Significantly, the MS, under Schedule-I of the Punjab Medical and Health Institutions Rules, 2003, has been made responsible for managing the institution according to the highest standards of professional and ethical competence and integrity, ensuring provisions of health care facilities to the satisfaction of the public, utilizing their capability to the best, ensuring adequate resource-building, both financial and intellectual, for efficient management of the institution and performing surgical and teaching audit of the staff on a half-yearly basis. Medical superintendents have also been made responsible for improving the health care services and equipment to international standards.

Similarly, under the Punjab Medical and Health Institution Act, 2003, the medical superintendents are also members of special selection boards and executive committees. Under Article 8 of the Punjab Medical and Health Institutions Rules, 2003, a medical superintendent for a hospital or an institution shall be appointed by the government from a panel of three general cadre doctors of BS-20. However, the Punjab government appears to have failed to implement this rule in its true spirit and find eligible persons for appointment as MS.

Likewise, the new boards also appear to be involved in continuous violation of rules pertaining to appointment of medical superintendents. According to rules, they are required to recommend a panel of three eligible candidates for filling the post of MS on the basis of seniority-cum-fitness.

Apart from this, the boards constituted by the health department failed to take steps for institutional private practice as envisaged in Rule 20 which clearly laid down that the government and the board shall endeavour in establishing and augmenting the infrastructure of medical and health institutions for establishing an effective system of the institution and private practice.

vigilance committees are also required to be appointed by the board under Rule 21 for checking and preventing unscrupulous practices in transfer of general ward patients to private wards and inquiring into complaints of coercion and harassment of any patient. This committee is also empowered to oversee the working of institutions and check malpractices like institutional private practice. Steps are also not taken for developing a clearly defined mechanism for protection and free-of-cost treatment of the poor and constitution of welfare societies for receiving donations from philanthropist associations.

The duty of evaluation of performance of employees is also not being carried out by the board as required, under the law. The government has also failed to exercise its powers to implement various directives in furtherance of the objectives of the Punjab Medical and Health Institution Act, 2003.

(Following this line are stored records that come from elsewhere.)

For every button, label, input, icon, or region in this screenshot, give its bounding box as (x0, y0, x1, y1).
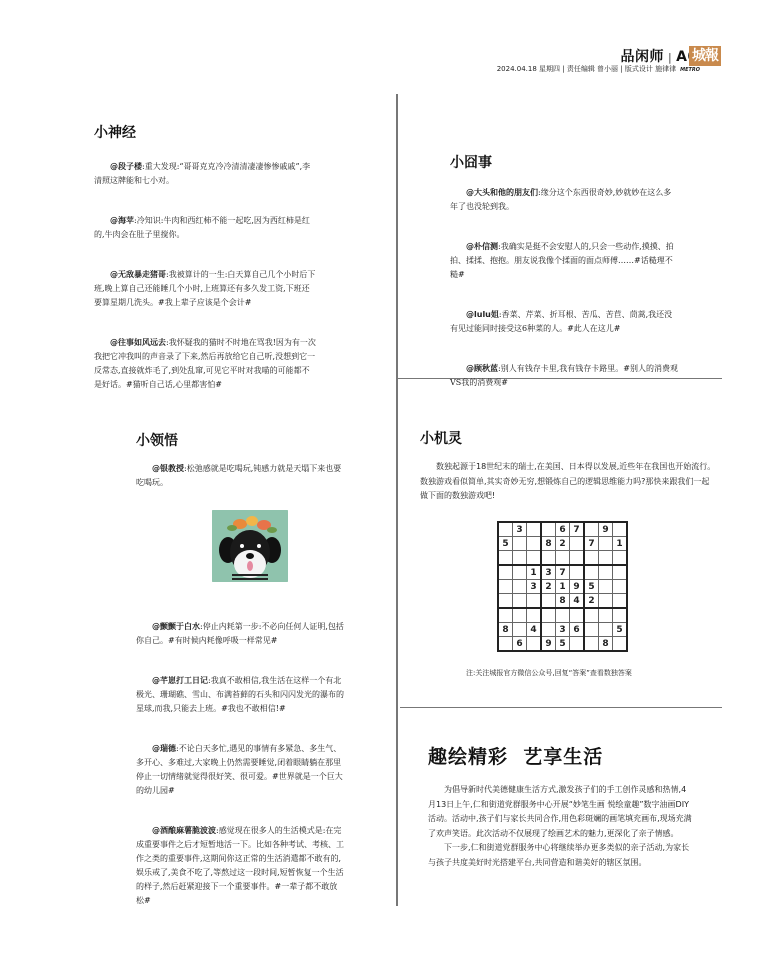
sudoku-cell[interactable] (584, 565, 599, 580)
sudoku-cell[interactable] (527, 637, 542, 652)
section-title: 小神经 (94, 122, 316, 142)
sudoku-cell[interactable] (584, 608, 599, 623)
sudoku-cell[interactable] (584, 637, 599, 652)
sudoku-cell[interactable]: 1 (556, 580, 570, 594)
sudoku-cell[interactable] (613, 522, 628, 537)
date-editor-line: 2024.04.18 星期四 | 责任编辑 曾小丽 | 版式设计 施律律 (497, 65, 676, 73)
sudoku-cell[interactable] (498, 580, 513, 594)
sudoku-row: 58271 (498, 537, 627, 551)
sudoku-cell[interactable] (570, 637, 585, 652)
sudoku-cell[interactable] (513, 623, 527, 637)
sudoku-cell[interactable]: 6 (513, 637, 527, 652)
sudoku-cell[interactable]: 5 (613, 623, 628, 637)
dog-illustration (212, 510, 288, 582)
sudoku-cell[interactable]: 2 (541, 580, 556, 594)
sudoku-cell[interactable] (556, 608, 570, 623)
sudoku-cell[interactable]: 8 (498, 623, 513, 637)
post: @芊崽打工日记:我真不敢相信,我生活在这样一个有北极光、珊瑚礁、雪山、布满苔藓的… (136, 674, 344, 716)
sudoku-row: 84365 (498, 623, 627, 637)
sudoku-cell[interactable] (498, 637, 513, 652)
sudoku-cell[interactable] (613, 565, 628, 580)
post: @lulu姐:香菜、芹菜、折耳根、苦瓜、苦苣、茼蒿,我还没有见过能同时接受这6种… (450, 308, 678, 336)
sudoku-cell[interactable] (599, 594, 613, 609)
sudoku-cell[interactable] (498, 522, 513, 537)
sudoku-cell[interactable]: 8 (541, 537, 556, 551)
sudoku-cell[interactable] (541, 623, 556, 637)
sudoku-cell[interactable] (513, 580, 527, 594)
post: @颤颤于白水:停止内耗第一步:不必向任何人证明,包括你自己。#有时候内耗像呼吸一… (136, 620, 344, 648)
sudoku-cell[interactable]: 8 (556, 594, 570, 609)
sudoku-cell[interactable] (513, 608, 527, 623)
sudoku-cell[interactable] (556, 551, 570, 566)
section-title: 小领悟 (136, 430, 344, 450)
sudoku-cell[interactable]: 3 (541, 565, 556, 580)
section-nerves: 小神经 @段子楼:重大发现:“哥哥克克冷冷清清凄凄惨惨戚戚”,李清照这牌能和七小… (94, 122, 316, 392)
sudoku-cell[interactable] (527, 537, 542, 551)
sudoku-cell[interactable] (599, 565, 613, 580)
article-paragraph: 为倡导新时代美德健康生活方式,激发孩子们的手工创作灵感和热情,4月13日上午,仁… (428, 783, 694, 841)
newspaper-logo: 城報 (689, 46, 721, 66)
section-title: 小机灵 (420, 428, 716, 448)
sudoku-cell[interactable] (584, 623, 599, 637)
sudoku-cell[interactable] (541, 522, 556, 537)
header-meta: 2024.04.18 星期四 | 责任编辑 曾小丽 | 版式设计 施律律METR… (497, 64, 700, 74)
sudoku-cell[interactable] (541, 594, 556, 609)
sudoku-cell[interactable] (498, 608, 513, 623)
sudoku-row (498, 551, 627, 566)
sudoku-row: 137 (498, 565, 627, 580)
sudoku-cell[interactable]: 4 (570, 594, 585, 609)
section-name: 品闲师 (620, 49, 664, 65)
sudoku-cell[interactable] (513, 537, 527, 551)
section-divider-2 (400, 707, 722, 708)
post: @无敌暴走猪哥:我被算计的一生:白天算自己几个小时后下班,晚上算自己还能睡几个小… (94, 268, 316, 310)
sudoku-cell[interactable]: 1 (527, 565, 542, 580)
sudoku-cell[interactable] (613, 594, 628, 609)
sudoku-cell[interactable] (599, 623, 613, 637)
sudoku-cell[interactable] (498, 565, 513, 580)
sudoku-cell[interactable]: 5 (498, 537, 513, 551)
sudoku-cell[interactable] (570, 537, 585, 551)
sudoku-row: 6958 (498, 637, 627, 652)
column-divider (396, 94, 398, 906)
sudoku-cell[interactable] (599, 537, 613, 551)
sudoku-row (498, 608, 627, 623)
sudoku-cell[interactable]: 6 (570, 623, 585, 637)
sudoku-cell[interactable] (513, 551, 527, 566)
section-clever: 小机灵 数独起源于18世纪末的瑞士,在美国、日本得以发展,近些年在我国也开始流行… (420, 428, 716, 504)
post: @朴信测:我确实是挺不会安慰人的,只会一些动作,摸摸、拍拍、揉揉、抱抱。朋友说我… (450, 240, 678, 282)
sudoku-cell[interactable]: 3 (556, 623, 570, 637)
sudoku-answer-note: 注:关注城报官方微信公众号,回复“答案”查看数独答案 (466, 668, 632, 678)
section-insight: 小领悟 @银教授:松弛感就是吃喝玩,钝感力就是天塌下来也要吃喝玩。 (136, 430, 344, 490)
sudoku-cell[interactable] (541, 608, 556, 623)
sudoku-cell[interactable] (599, 580, 613, 594)
sudoku-cell[interactable] (584, 551, 599, 566)
sudoku-cell[interactable] (570, 608, 585, 623)
sudoku-cell[interactable]: 3 (513, 522, 527, 537)
article-paragraph: 下一步,仁和街道党群服务中心将继续举办更多类似的亲子活动,为家长与孩子共度美好时… (428, 841, 694, 870)
sudoku-cell[interactable]: 6 (556, 522, 570, 537)
sudoku-row: 3679 (498, 522, 627, 537)
post: @顾秋蓝:别人有钱存卡里,我有钱存卡路里。#别人的消费观VS我的消费观# (450, 362, 678, 390)
sudoku-cell[interactable]: 7 (556, 565, 570, 580)
sudoku-cell[interactable]: 5 (584, 580, 599, 594)
sudoku-grid: 3679 58271 137 32195 842 84365 6958 (497, 521, 628, 652)
sudoku-cell[interactable] (527, 594, 542, 609)
sudoku-cell[interactable] (613, 637, 628, 652)
post: @海苹:冷知识:牛肉和西红柿不能一起吃,因为西红柿是红的,牛肉会在肚子里搅你。 (94, 214, 316, 242)
sudoku-cell[interactable] (613, 551, 628, 566)
post: @大头和他的朋友们:缘分这个东西很奇妙,妙就妙在这么多年了也没轮到我。 (450, 186, 678, 214)
sudoku-cell[interactable] (513, 594, 527, 609)
sudoku-cell[interactable]: 2 (556, 537, 570, 551)
sudoku-cell[interactable] (498, 594, 513, 609)
sudoku-cell[interactable]: 5 (556, 637, 570, 652)
post: @酒酿麻薯脆波波:感觉现在很多人的生活模式是:在完成重要事件之后才短暂地活一下。… (136, 824, 344, 908)
logo-subtext: METRO (680, 67, 700, 73)
sudoku-cell[interactable] (527, 551, 542, 566)
post: @银教授:松弛感就是吃喝玩,钝感力就是天塌下来也要吃喝玩。 (136, 462, 344, 490)
sudoku-cell[interactable] (599, 608, 613, 623)
post: @段子楼:重大发现:“哥哥克克冷冷清清凄凄惨惨戚戚”,李清照这牌能和七小对。 (94, 160, 316, 188)
sudoku-cell[interactable]: 9 (541, 637, 556, 652)
sudoku-cell[interactable]: 4 (527, 623, 542, 637)
sudoku-cell[interactable]: 7 (584, 537, 599, 551)
sudoku-cell[interactable] (570, 565, 585, 580)
section-title: 小囧事 (450, 152, 678, 172)
sudoku-cell[interactable]: 2 (584, 594, 599, 609)
sudoku-cell[interactable]: 7 (570, 522, 585, 537)
header-divider: | (664, 51, 676, 64)
sudoku-cell[interactable]: 9 (599, 522, 613, 537)
sudoku-cell[interactable] (599, 551, 613, 566)
section-art: 趣绘精彩 艺享生活 为倡导新时代美德健康生活方式,激发孩子们的手工创作灵感和热情… (428, 742, 694, 870)
sudoku-cell[interactable] (613, 608, 628, 623)
sudoku-cell[interactable]: 3 (527, 580, 542, 594)
dog-image-icon (212, 510, 288, 582)
post: @往事如风远去:我怀疑我的猫时不时地在骂我!因为有一次我把它冲我叫的声音录了下来… (94, 336, 316, 392)
sudoku-cell[interactable] (498, 551, 513, 566)
sudoku-row: 842 (498, 594, 627, 609)
sudoku-cell[interactable] (584, 522, 599, 537)
sudoku-cell[interactable]: 1 (613, 537, 628, 551)
sudoku-cell[interactable]: 9 (570, 580, 585, 594)
sudoku-cell[interactable]: 8 (599, 637, 613, 652)
article-title: 趣绘精彩 艺享生活 (428, 742, 694, 769)
sudoku-cell[interactable] (513, 565, 527, 580)
section-awkward: 小囧事 @大头和他的朋友们:缘分这个东西很奇妙,妙就妙在这么多年了也没轮到我。 … (450, 152, 678, 390)
sudoku-cell[interactable] (527, 522, 542, 537)
sudoku-cell[interactable] (527, 608, 542, 623)
sudoku-cell[interactable] (613, 580, 628, 594)
sudoku-row: 32195 (498, 580, 627, 594)
sudoku-cell[interactable] (541, 551, 556, 566)
section-insight-continued: @颤颤于白水:停止内耗第一步:不必向任何人证明,包括你自己。#有时候内耗像呼吸一… (136, 620, 344, 908)
sudoku-intro: 数独起源于18世纪末的瑞士,在美国、日本得以发展,近些年在我国也开始流行。数独游… (420, 460, 716, 504)
sudoku-cell[interactable] (570, 551, 585, 566)
post: @瑞德:不论白天多忙,遇见的事情有多紧急、多生气、多开心、多难过,大家晚上仍然需… (136, 742, 344, 798)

The present administrators of the Allied and DHQ hospitals, including the chief executive of PMC, seem to be spending a huge amount on furniture and fixtures increasing the recurring expenditure.

A visit to both the hospitals revealed a deplorable state of affairs. Outdoor patients were being forced to wait for hours and the claim of providing 100 per cent free treatment to emergency patients seemed to be a farce. The standard of sanitation was poor. Suffering of patients was unabated. There seemed none to protect their rights. There is no independent system for finding out the truth.

How serious are the wizards of the health department and top hierarchy of the province who claim that merit and good governance are on the top of their agenda can be judged from their silence on this state of affairs.